Following the journey of a young warrior in the aftermath of his village’s destruction, the presentation here is top notch with the creative choice of a black and white film style really working well. Set pieces leverage the bright and dark areas effectively often making for striking moments that are certainly screenshot worthy. Audio is noteworthy too with all voice acting being in Japanese with subtitles to further commit to the source material it’s inspired by. I could see these aspects of the game being brought up in many “best of” discussions at the end of the year.

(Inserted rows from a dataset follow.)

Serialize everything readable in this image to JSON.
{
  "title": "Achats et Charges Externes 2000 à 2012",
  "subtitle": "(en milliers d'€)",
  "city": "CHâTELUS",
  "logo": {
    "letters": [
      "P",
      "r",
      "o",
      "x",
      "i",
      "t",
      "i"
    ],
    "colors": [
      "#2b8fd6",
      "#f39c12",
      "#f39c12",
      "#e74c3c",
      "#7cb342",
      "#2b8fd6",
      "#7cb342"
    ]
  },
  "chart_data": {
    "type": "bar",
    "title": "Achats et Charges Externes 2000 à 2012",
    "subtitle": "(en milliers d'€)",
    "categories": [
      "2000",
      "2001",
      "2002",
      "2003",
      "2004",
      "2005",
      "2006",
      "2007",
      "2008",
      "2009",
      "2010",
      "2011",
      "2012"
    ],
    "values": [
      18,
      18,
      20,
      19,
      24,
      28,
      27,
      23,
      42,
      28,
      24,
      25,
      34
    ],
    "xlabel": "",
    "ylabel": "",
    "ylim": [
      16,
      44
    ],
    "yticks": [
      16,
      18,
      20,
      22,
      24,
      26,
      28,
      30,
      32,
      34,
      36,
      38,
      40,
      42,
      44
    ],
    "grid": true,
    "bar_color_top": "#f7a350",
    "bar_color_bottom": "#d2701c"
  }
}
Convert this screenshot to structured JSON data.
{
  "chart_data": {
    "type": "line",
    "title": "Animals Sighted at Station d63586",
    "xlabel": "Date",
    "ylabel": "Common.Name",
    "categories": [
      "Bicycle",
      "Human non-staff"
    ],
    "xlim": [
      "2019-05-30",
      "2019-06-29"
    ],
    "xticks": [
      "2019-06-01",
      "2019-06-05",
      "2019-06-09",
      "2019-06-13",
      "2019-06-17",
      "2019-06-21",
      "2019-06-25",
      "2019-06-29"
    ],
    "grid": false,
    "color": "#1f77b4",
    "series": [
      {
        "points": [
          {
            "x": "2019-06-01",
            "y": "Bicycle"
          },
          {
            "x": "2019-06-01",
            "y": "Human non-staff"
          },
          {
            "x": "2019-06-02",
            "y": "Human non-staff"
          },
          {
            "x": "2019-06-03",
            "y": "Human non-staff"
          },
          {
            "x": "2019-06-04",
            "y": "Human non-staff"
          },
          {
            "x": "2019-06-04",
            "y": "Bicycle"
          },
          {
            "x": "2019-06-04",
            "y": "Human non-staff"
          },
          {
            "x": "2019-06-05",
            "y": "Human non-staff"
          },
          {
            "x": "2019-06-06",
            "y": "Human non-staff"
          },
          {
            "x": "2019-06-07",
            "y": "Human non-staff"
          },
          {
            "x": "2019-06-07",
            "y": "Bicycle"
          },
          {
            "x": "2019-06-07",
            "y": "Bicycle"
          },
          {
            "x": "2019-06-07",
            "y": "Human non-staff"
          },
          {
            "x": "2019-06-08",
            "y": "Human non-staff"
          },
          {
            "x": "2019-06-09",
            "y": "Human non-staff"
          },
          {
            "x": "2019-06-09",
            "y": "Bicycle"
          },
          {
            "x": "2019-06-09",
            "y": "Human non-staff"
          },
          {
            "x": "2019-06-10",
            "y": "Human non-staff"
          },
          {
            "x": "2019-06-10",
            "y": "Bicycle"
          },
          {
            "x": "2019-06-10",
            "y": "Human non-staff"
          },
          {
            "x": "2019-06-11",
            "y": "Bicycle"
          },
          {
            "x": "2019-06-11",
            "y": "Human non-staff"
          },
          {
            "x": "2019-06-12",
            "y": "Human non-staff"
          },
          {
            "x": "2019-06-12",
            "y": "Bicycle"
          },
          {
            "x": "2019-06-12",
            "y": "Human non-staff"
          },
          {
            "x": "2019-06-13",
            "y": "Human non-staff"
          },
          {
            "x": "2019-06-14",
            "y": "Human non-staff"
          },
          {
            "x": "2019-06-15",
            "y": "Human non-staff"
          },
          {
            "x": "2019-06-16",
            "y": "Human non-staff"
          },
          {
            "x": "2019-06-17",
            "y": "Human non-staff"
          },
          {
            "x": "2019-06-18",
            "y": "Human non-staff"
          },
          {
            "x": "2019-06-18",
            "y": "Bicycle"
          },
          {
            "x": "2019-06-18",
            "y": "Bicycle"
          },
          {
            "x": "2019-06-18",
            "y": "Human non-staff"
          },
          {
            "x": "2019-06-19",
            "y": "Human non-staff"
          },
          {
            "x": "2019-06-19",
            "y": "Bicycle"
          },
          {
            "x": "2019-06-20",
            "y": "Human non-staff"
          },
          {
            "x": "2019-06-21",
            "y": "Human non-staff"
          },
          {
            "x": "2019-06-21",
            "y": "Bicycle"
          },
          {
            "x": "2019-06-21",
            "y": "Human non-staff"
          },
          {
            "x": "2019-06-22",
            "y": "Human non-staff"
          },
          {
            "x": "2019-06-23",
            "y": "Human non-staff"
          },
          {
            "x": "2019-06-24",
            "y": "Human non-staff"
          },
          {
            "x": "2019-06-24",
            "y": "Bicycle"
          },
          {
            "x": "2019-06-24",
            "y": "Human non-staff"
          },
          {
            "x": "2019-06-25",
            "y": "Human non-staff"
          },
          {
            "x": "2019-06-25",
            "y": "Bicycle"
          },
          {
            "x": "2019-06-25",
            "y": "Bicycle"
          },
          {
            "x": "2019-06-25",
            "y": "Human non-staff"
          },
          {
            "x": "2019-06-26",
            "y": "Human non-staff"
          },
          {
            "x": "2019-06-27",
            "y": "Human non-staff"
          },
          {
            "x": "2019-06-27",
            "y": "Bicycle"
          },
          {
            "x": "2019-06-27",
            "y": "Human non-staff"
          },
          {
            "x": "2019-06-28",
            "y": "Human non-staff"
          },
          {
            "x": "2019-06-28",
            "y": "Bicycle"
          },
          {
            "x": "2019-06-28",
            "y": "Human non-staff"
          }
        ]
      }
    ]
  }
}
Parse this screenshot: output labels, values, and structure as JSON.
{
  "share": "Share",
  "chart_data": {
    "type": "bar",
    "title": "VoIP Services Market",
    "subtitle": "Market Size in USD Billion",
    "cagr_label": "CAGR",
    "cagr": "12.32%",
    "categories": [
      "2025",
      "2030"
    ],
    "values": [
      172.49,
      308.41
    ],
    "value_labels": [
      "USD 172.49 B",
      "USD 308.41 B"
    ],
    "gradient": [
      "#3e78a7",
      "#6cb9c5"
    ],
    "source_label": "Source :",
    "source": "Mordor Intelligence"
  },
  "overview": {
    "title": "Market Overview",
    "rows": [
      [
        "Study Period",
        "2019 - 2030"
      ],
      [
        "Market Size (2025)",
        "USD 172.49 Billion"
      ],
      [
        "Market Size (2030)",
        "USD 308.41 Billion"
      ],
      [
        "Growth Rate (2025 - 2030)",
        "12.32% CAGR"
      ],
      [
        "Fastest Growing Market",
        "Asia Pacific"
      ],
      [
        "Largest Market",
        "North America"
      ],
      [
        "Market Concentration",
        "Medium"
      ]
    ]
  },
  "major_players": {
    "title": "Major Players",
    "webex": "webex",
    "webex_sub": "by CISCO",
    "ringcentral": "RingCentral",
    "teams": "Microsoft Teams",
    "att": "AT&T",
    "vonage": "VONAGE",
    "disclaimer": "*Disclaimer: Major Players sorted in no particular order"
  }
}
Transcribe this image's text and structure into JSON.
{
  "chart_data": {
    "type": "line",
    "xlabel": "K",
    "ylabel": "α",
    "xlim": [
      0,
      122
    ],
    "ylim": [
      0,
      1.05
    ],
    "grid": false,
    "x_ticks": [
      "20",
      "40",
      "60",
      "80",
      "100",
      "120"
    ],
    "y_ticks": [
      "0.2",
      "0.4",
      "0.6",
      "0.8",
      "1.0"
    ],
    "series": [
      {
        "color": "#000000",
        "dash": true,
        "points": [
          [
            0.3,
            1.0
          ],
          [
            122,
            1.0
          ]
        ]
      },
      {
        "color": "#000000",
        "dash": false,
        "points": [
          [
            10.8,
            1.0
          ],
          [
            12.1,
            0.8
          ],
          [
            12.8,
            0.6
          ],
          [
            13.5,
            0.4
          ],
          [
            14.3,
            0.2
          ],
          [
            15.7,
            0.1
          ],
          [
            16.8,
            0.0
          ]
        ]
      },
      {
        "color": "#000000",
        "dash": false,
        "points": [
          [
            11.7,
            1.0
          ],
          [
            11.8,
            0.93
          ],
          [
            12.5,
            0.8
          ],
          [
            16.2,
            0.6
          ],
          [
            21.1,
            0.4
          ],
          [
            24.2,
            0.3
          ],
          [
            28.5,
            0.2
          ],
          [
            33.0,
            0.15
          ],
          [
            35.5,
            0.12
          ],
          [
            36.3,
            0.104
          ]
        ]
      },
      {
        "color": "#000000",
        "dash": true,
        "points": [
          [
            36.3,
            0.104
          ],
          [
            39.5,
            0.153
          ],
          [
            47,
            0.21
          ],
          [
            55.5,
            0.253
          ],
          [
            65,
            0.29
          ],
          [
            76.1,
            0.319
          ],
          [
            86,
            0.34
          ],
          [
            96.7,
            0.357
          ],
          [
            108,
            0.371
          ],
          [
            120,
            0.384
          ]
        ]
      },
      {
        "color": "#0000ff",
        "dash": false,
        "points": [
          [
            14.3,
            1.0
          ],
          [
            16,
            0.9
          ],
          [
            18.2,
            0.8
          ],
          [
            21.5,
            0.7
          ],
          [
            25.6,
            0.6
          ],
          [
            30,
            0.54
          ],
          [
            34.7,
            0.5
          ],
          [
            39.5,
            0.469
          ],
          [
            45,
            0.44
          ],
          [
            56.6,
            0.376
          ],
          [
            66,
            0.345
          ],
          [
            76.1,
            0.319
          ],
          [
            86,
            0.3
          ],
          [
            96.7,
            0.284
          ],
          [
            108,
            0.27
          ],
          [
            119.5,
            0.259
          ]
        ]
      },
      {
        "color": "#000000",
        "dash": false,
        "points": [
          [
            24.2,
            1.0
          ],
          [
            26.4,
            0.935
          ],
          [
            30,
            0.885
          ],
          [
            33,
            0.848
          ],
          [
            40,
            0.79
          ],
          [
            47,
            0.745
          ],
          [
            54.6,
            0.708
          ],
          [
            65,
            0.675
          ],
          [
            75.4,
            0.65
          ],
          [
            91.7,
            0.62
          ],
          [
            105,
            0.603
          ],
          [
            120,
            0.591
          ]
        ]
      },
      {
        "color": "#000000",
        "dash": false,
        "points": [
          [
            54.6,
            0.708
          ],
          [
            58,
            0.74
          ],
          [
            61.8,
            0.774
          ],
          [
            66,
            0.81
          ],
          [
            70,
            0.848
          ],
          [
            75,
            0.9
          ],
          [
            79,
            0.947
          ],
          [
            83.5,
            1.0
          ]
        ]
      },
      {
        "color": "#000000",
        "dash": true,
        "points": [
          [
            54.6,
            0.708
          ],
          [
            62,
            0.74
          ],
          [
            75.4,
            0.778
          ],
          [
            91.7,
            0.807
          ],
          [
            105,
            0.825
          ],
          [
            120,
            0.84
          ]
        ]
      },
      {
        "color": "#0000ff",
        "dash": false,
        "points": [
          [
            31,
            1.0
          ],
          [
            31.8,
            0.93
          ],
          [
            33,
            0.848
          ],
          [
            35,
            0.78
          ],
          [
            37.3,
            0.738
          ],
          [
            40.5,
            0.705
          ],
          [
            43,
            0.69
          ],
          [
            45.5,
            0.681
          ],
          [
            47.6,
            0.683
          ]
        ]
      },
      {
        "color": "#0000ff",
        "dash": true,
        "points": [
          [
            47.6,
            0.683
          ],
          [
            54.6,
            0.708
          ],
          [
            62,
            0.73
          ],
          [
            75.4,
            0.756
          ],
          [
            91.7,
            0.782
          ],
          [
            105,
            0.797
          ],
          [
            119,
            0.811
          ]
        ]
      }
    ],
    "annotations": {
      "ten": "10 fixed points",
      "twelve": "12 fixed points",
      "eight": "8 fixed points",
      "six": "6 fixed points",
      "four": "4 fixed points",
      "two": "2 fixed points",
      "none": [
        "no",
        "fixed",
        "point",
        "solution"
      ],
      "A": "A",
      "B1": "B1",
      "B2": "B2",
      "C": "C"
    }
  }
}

Despite its impressive visual trappings the game at its core is a scrolling beat em up with a few puzzles thrown in. Camera perspectives change to fit scenes but when combat kicks in its moves to a typical 2D brawler perspective, or close to it. Timing is the key factor in combat where the ability to parry and dodge are what will lead to success as many of your opponents are faster or more durable than you to start with. However it’s very easy to make a mistake in your timing and have it all go wrong quickly leading to death and a checkpoint restart. It’s likely a lot of players will find frustration with this aspect of the game too as it can impact a game’s flow.
Anyone looking to play something unique that looks like nothing else recently will be pleasantly surprised with Trek to Yomi. I really am a big fan of the presentation. The combat may be a bit challenging at times though and that could deter people from playing through which will be a shame.
Trek to Yomi is out on PC, Xbox and PlayStation. Played on an Xbox Series X via Game Pass.